Other Bible movies on U.S. screens that year included the Italian hodgepodge THE STORY OF JOSEPH AND HIS BRETHERN, with American actor Geoffrey Horne in the title role. Horne made a promising screen debut in a key supporting role in THE BRIDGE ON THE RIVER KWAI (1957), but his star faded quickly in a number of ill-chosen films. JOSEPH was prime fodder for the critics; The New York Times called it “the clumsiest, the silliest, the worst of the quasi-Bible story pictures to come along since the wide-screen era was born.” On the other hand, BARABBAS, an international opus starring Anthony Quinn about the thief who was exchanged for Christ for crucifixion, received the best reviews of the ’62 religious films, morphing from a gladiator story to a tale of spiritual redemption. The New Yorker’s Michael Sragow cites “Christopher Fry’s pointed and intelligent free adaptation of Pr Lagerviskt’s 1950 novel resists grandiloquence.”
Despite the box-office success of the majority of these films (JOSEPH, incidentally, was an unsurprising flop) the Bible epic era was coming to a close. SODOM AND GOMORRAH (filmed in 1962, released in 1963) had only modest box-office returns despite the well-worn formula of salacious sex, sanitized violence, and crafted action mixed in with religiosity. The critical and commercial failures of George Stevens’ THE GREATEST STORY EVER TOLD (1965), a particularly ponderous and over-reverential effort, and John Huston’s THE BIBLE (1966), a monumental misfire to which Maltin advised viewers to “definitely read the Bible instead,” put a coda on the genre.

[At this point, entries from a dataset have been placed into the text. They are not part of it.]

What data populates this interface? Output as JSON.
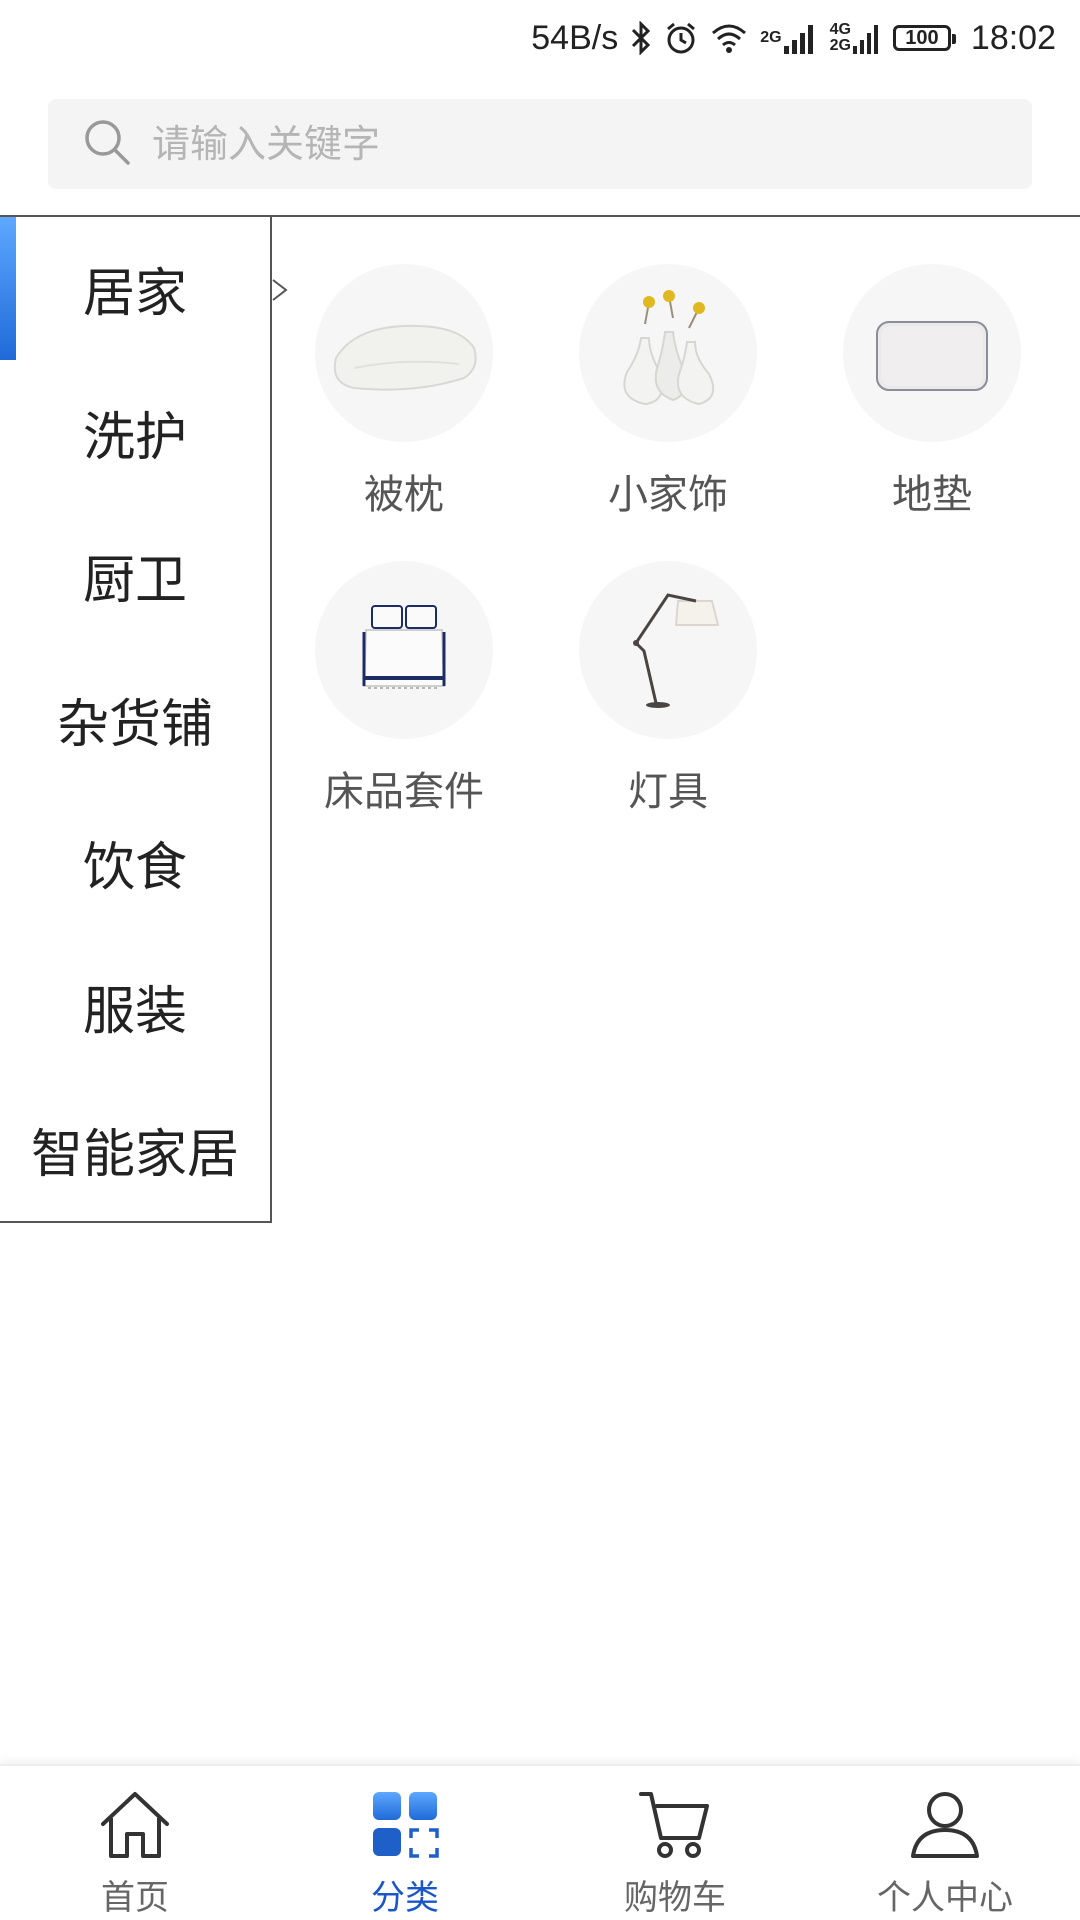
{
  "status_bar": {
    "net_speed": "54B/s",
    "net_2g": "2G",
    "net_4g": "4G",
    "net_2g_b": "2G",
    "battery": "100",
    "time": "18:02"
  },
  "search": {
    "placeholder": "请输入关键字",
    "value": ""
  },
  "sidebar": {
    "active_index": 0,
    "items": [
      {
        "label": "居家"
      },
      {
        "label": "洗护"
      },
      {
        "label": "厨卫"
      },
      {
        "label": "杂货铺"
      },
      {
        "label": "饮食"
      },
      {
        "label": "服装"
      },
      {
        "label": "智能家居"
      }
    ]
  },
  "categories": [
    {
      "label": "被枕",
      "icon": "pillow-image"
    },
    {
      "label": "小家饰",
      "icon": "vases-image"
    },
    {
      "label": "地垫",
      "icon": "floor-mat-image"
    },
    {
      "label": "床品套件",
      "icon": "bedding-set-image"
    },
    {
      "label": "灯具",
      "icon": "floor-lamp-image"
    }
  ],
  "bottom_nav": {
    "active_index": 1,
    "items": [
      {
        "label": "首页",
        "icon": "home-icon"
      },
      {
        "label": "分类",
        "icon": "category-grid-icon"
      },
      {
        "label": "购物车",
        "icon": "cart-icon"
      },
      {
        "label": "个人中心",
        "icon": "user-icon"
      }
    ]
  },
  "colors": {
    "accent": "#1a56c8",
    "accent_light": "#5ea8ff",
    "search_bg": "#f4f4f4"
  }
}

After abandoning religious-themed films, the “New Hollywood” of the post-studio era rarely revisited Bible stories, and the relative failure of Martin Scorsese’s controversial THE LAST TEMPTATION OF CHRIST (1988) rendered the genre comatose once again. It was not until the 21st century that faith-based films could once again be found in the local multiplex or streaming on various viewing devices at home. But in 1962 audiences could see two of the best of the genre designed specifically for the big screen, BARABBAS and KING OF KINGS, at their local movie theaters.